Understanding the Effect of Chiral NN Parametrization on Nuclear Shapes From an Ab Initio Perspective

TL;DR

This paper investigates how different chiral NN interaction parametrizations influence nuclear shapes and collectivity in low-lying states of 6Li and 12C using an ab initio symmetry-adapted no-core shell model, revealing limited effects in ground states but significant sensitivity in excited states.

Contribution

First analysis of the impact of chiral NN interaction parametrization on nuclear shape coexistence and collectivity in ab initio calculations of 6Li and 12C.

Findings

Interaction parametrization has limited effect on ground states.

Excited 2+ state of 12C shows significant shape sensitivity.

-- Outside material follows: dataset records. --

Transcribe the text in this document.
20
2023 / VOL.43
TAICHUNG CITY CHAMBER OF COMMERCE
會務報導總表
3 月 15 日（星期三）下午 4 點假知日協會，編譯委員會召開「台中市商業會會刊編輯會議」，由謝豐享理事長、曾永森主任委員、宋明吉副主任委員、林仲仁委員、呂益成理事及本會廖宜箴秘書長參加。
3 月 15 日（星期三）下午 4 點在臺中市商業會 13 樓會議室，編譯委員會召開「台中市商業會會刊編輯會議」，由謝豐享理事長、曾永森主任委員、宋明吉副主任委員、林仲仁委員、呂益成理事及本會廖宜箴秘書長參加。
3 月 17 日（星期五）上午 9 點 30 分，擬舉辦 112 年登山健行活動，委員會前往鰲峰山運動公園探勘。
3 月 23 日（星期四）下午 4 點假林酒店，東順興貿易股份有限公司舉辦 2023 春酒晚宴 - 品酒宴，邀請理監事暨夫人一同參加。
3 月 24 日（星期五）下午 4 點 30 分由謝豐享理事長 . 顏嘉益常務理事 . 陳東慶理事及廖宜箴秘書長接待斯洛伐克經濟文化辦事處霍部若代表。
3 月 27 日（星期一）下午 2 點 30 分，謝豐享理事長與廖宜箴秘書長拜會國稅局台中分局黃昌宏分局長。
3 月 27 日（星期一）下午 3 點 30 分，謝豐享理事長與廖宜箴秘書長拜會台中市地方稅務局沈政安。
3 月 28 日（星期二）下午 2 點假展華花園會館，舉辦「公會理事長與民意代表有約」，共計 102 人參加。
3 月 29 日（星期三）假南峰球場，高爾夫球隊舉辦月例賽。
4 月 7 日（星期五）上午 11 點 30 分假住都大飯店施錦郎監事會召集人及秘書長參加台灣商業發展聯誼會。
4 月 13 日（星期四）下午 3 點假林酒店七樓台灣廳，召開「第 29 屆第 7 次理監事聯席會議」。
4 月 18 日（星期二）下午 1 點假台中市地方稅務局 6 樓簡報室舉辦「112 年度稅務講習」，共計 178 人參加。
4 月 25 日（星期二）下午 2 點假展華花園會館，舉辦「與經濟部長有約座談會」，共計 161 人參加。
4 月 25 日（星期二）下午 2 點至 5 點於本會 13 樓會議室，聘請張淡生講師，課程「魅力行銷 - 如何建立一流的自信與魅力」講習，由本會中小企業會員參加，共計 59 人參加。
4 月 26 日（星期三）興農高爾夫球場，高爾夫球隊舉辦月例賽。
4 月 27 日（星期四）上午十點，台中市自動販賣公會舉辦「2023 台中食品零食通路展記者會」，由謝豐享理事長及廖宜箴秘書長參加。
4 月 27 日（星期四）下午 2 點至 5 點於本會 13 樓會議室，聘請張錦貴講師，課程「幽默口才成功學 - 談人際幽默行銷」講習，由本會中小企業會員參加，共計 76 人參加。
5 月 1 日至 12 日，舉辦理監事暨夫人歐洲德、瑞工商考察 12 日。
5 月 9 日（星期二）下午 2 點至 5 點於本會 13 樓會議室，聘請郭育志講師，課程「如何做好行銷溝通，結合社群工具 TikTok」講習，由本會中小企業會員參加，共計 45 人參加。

Emergence of shape coexistence in 12C excited states.

Abstract

The ab initio symmetry-adapted no-core shell model naturally describes nuclear deformation and collectivity, and is therefore well-suited to studying the dynamics and coexistence of shapes in atomic nuclei. For the first time, we analyze how these features in low-lying states of 6Li and 12C are impacted by the underlying realistic nucleon-nucleon interaction. We find that the interaction parametrization has a notable but limited effect on collective shapes in the lowest 6Li and 12C states, while collective structures in the excited 2+ state of 12C are significantly more sensitive to the interaction parameters and exhibits emergent shape coexistence.